In recent weeks more than half of the 235 Democrats in the House of Representatives have endorsed impeachment, even as senior party officials, especially House Speaker Nancy Pelosi, continue to resist it.
Ms Pelosi has made clear she believes the party needs to focus its energies on defeating Donald Trump and the Republicans in the November 2020 election.
Mr Nadler's new rules, which are expected to be passed by the committee on Thursday, will govern how witnesses will be called and questioned and how Mr Trump's lawyers will be involved.
They are also expected to provide the committee with a broader ability to subpoena witnesses and documents, in the face of resistance by the White House.

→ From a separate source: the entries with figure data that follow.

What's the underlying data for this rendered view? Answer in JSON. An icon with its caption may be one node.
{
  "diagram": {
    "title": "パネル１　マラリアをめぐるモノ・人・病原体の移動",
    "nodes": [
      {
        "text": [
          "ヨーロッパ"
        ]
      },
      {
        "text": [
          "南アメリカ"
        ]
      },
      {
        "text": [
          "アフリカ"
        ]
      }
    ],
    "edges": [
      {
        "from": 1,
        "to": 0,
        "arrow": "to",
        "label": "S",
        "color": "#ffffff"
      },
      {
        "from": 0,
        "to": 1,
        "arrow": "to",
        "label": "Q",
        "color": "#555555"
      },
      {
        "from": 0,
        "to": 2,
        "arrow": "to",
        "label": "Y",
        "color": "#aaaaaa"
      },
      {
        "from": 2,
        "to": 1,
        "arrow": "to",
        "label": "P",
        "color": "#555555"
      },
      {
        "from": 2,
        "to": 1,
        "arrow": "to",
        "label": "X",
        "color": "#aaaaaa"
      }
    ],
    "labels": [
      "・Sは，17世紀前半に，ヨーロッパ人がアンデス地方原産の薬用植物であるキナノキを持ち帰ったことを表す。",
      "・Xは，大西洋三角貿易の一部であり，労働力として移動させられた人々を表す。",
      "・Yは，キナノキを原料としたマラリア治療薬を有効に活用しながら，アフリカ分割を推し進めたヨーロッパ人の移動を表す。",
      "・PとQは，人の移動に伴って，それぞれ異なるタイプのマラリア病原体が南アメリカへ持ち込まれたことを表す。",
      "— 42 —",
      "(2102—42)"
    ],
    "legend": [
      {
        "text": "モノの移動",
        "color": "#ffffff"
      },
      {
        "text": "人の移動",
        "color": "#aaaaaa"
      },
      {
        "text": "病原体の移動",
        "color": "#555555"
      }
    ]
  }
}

"We will not allow Trump's continued obstruction to stop us from delivering the truth to the American people," Mr Nadler said.
Meanwhile the Democratic heads of three other House committees announced an investigation into alleged efforts by President Trump and his lawyer Rudy Giuliani to pressure the Ukrainian government for their own political ends, including by withholding US security assistance.
They allege that Trump and Giuliani have pressured Kiev to prosecute Ukrainians who provided evidence against Donald Trump's former campaign manager Paul Manafort in the Russia meddling investigation.
They also alleged that Kiev was pressured to provide damaging information on the son of former Democratic vice president Joe Biden, who could face Mr Trump in next year's presidential election.
Hunter Biden worked for a Ukrainian gas company beginning in 2014, while his father was vice president.